Siddhartha stiffened. The three of them were constantly in each other’s company. “Throw the three of them together,” Canki had advised Suddhodana. “If we isolate the prince, he will sense that we have designs on him.” It was another of the small irritants in their relationship that the Brahmin couldn’t stop talking like a conspirator. “Why teach him to hate Sakya’s enemies when we only have to put him in the same room with an enemy of his own?” The jealousy that Devadatta harbored toward his younger cousin was no secret.

“I don’t mind the boy and his cousin. They’re both royal,” Suddhodana conceded. “But why Channa?”

“We will give the prince someone he can trust and confide in. The day will come when you won’t be able to read his mind, and he will stop telling you what he really thinks. Then we can turn to Channa and find out everything.”

Secretly the king had doubts about this plan, but he had his own reasons for agreeing to the Brahmin’s suggestions. Devadatta would be able to report on the priest’s lessons in case they went too far in extolling the Brahmins at the expense of warriors. And Channa might serve as an informer in Siddhartha’s private life-Canki was right about that.

This arrangement at school sorely rankled Devadatta from the first. He, a Kshatriya, had never physically touched or shared food with anyone like Channa, a despised half-caste. This was the term for someone of unknown parentage, and it was true that Channa had never known his mother. Her name was never mentioned, nor did his father say why she had abandoned them. Bikram himself had been born in the stables he now managed. When Canki gathered his three pupils for lessons, Devadatta turned his back on Channa; there was never an occasion when he addressed him directly. For Channa to dare to pick a fight with him now was an outrage.

Devadatta considered what to do. The two obvious possibilities were to dismiss the taunt with cold silence or attack without warning. Inflicting a swiping cut with his dagger would do. But Devadatta was eighteen now, already a man. Men don’t respond to boys’ threats. The nicety of the question teased him, and he decided the one thing he couldn’t do was let the insult pass.

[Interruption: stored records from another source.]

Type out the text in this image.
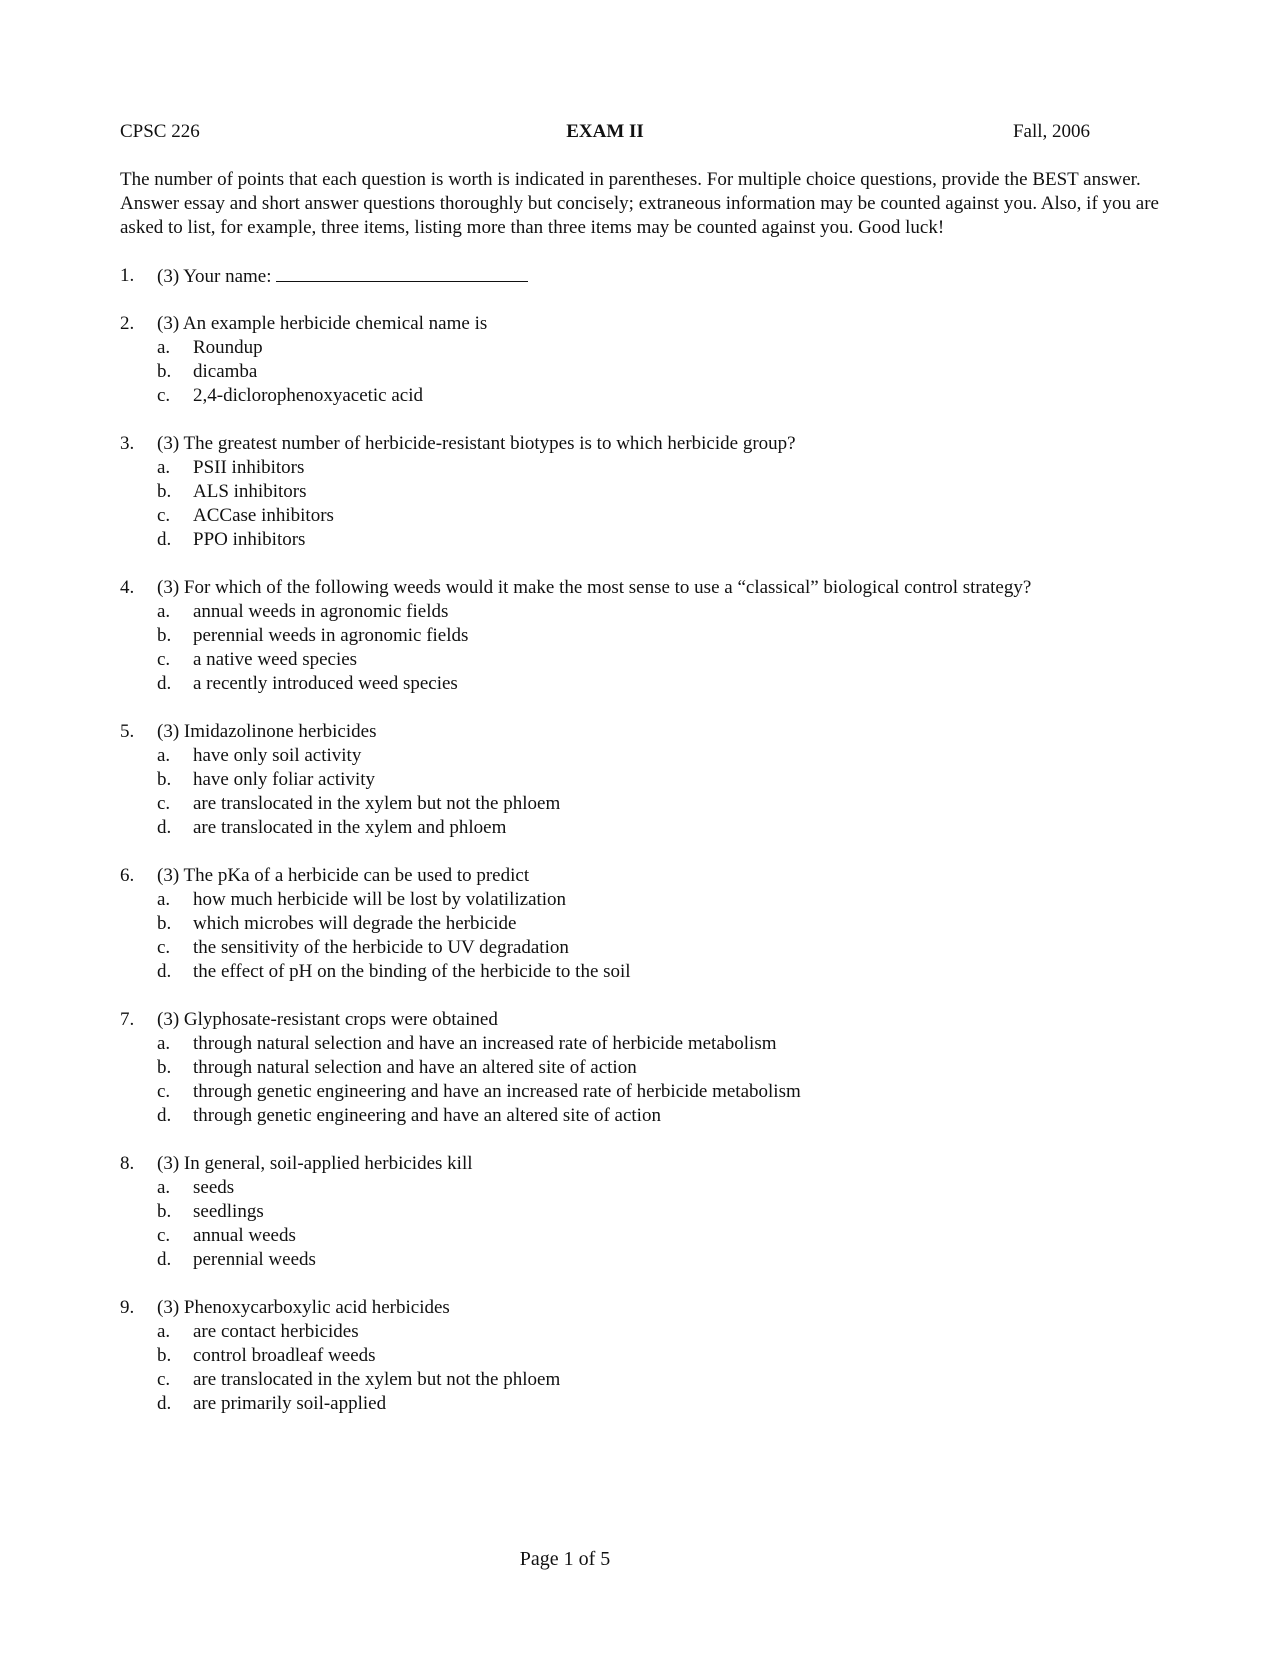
CPSC 226	EXAM II	Fall, 2006
The number of points that each question is worth is indicated in parentheses. For multiple choice questions, provide the BEST answer. Answer essay and short answer questions thoroughly but concisely; extraneous information may be counted against you. Also, if you are asked to list, for example, three items, listing more than three items may be counted against you. Good luck!
1. (3) Your name:
2. (3) An example herbicide chemical name is
a. Roundup
b. dicamba
c. 2,4-diclorophenoxyacetic acid
3. (3) The greatest number of herbicide-resistant biotypes is to which herbicide group?
a. PSII inhibitors
b. ALS inhibitors
c. ACCase inhibitors
d. PPO inhibitors
4. (3) For which of the following weeds would it make the most sense to use a “classical” biological control strategy?
a. annual weeds in agronomic fields
b. perennial weeds in agronomic fields
c. a native weed species
d. a recently introduced weed species
5. (3) Imidazolinone herbicides
a. have only soil activity
b. have only foliar activity
c. are translocated in the xylem but not the phloem
d. are translocated in the xylem and phloem
6. (3) The pKa of a herbicide can be used to predict
a. how much herbicide will be lost by volatilization
b. which microbes will degrade the herbicide
c. the sensitivity of the herbicide to UV degradation
d. the effect of pH on the binding of the herbicide to the soil
7. (3) Glyphosate-resistant crops were obtained
a. through natural selection and have an increased rate of herbicide metabolism
b. through natural selection and have an altered site of action
c. through genetic engineering and have an increased rate of herbicide metabolism
d. through genetic engineering and have an altered site of action
8. (3) In general, soil-applied herbicides kill
a. seeds
b. seedlings
c. annual weeds
d. perennial weeds
9. (3) Phenoxycarboxylic acid herbicides
a. are contact herbicides
b. control broadleaf weeds
c. are translocated in the xylem but not the phloem
d. are primarily soil-applied
Page 1 of 5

“What sort of test did you have in mind?” he asked. He spoke slowly, and as he did, he lifted up the point of Channa’s sword and unscrewed the lead ball. “We’ve had enough of pretending.”

Channa was brave, but he was also fourteen. He stared nervously at the naked point of his sword as Devadatta pulled his own weapon from its scabbard.

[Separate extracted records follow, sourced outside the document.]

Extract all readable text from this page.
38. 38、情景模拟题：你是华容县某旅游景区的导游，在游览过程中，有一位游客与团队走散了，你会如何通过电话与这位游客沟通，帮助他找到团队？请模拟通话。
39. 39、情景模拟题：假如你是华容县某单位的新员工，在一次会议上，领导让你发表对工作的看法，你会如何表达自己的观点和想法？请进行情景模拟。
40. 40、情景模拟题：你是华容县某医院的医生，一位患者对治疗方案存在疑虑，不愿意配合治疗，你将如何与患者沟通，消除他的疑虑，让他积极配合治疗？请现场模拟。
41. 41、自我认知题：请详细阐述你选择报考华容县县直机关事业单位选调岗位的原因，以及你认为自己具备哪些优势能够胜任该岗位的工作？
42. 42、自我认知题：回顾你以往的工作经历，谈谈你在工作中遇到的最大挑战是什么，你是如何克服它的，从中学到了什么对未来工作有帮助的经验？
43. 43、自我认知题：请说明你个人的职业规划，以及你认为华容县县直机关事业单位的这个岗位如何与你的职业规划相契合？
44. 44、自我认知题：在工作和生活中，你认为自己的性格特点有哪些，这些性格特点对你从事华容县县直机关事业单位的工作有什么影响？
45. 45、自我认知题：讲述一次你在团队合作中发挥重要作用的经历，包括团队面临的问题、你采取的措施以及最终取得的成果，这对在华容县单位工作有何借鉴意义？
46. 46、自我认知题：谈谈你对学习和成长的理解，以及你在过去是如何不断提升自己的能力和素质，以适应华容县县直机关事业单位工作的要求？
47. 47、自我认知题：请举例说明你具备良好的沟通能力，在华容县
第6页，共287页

“Up to you, boy,” Devadatta said. He watched Channa’s Adam’s apple tremble. They both knew that Devadatta could run him clean through without fear of reprisal.

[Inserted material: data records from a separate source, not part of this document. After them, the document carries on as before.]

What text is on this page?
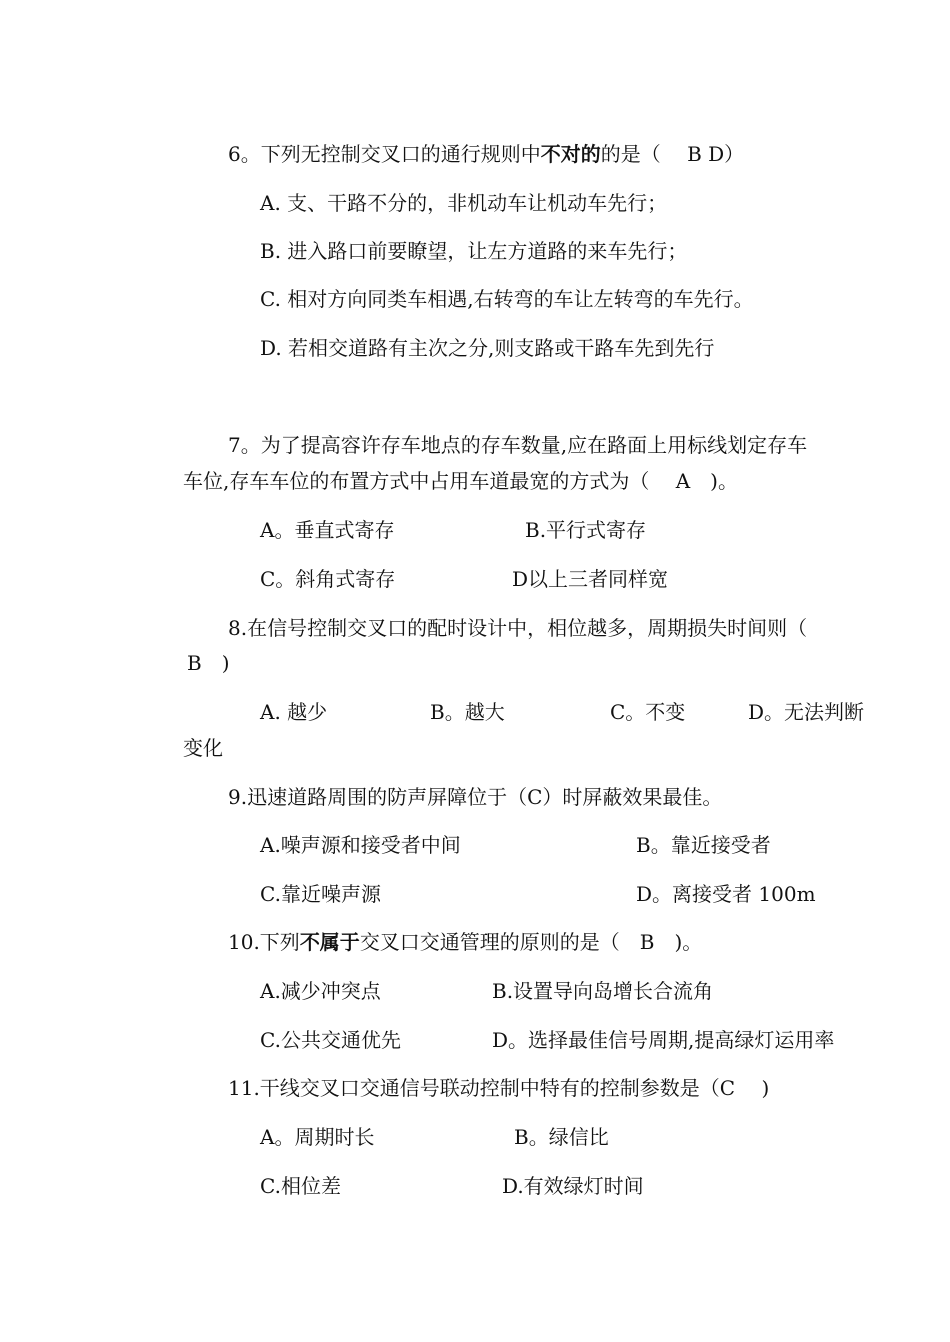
6。下列无控制交叉口的通行规则中不对的的是（　 B D）
A. 支、干路不分的，非机动车让机动车先行；
B. 进入路口前要瞭望，让左方道路的来车先行；
C. 相对方向同类车相遇,右转弯的车让左转弯的车先行。
D. 若相交道路有主次之分,则支路或干路车先到先行
7。为了提高容许存车地点的存车数量,应在路面上用标线划定存车
车位,存车车位的布置方式中占用车道最宽的方式为（　 A　)。
A。垂直式寄存	B.平行式寄存
C。斜角式寄存	D以上三者同样宽
8.在信号控制交叉口的配时设计中，相位越多，周期损失时间则（
B　)
A. 越少	B。越大	C。不变	D。无法判断
变化
9.迅速道路周围的防声屏障位于（C）时屏蔽效果最佳。
A.噪声源和接受者中间	B。靠近接受者
C.靠近噪声源	D。离接受者 100m
10.下列不属于交叉口交通管理的原则的是（　B　)。
A.减少冲突点	B.设置导向岛增长合流角
C.公共交通优先	D。选择最佳信号周期,提高绿灯运用率
11.干线交叉口交通信号联动控制中特有的控制参数是（C　 )
A。周期时长	B。绿信比
C.相位差	D.有效绿灯时间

But there was something else that no one but Devadatta knew. The fear he inspired did not come from his own menace. Siddhartha may have forgotten Asita, but his cousin had not forgotten Mara. He wasn’t allowed to. The demon fanned every ember of resentment in him until it glowed red hot. There was no mistaking the demonic element in Devadatta’s character. When he picked a fight, he could intuitively read his opponent’s weakness, and he gave no quarter once the clash began. Mara had also made him an extraordinary seducer. Devadatta moved in with unswerving confidence, capable of using honeyed flattery or the grossest suggestion, and he didn’t give up until the prize was won. His passions had drawn him into the lowest places-alleys and taverns where the pretensions of caste were thrown aside. However, it was not this that made him extraordinary in matters of lust. It was his complete ferocity toward any rival, even a husband, who stood in his way. Devadatta didn’t mind using a blade to persuade another man that his woman was free for the taking. There were rumors of clandestine murders that had resulted when the man put up too much resistance. Whether the rumors were true or not, more than a few villagers walked around with livid scars on their faces or across their chests.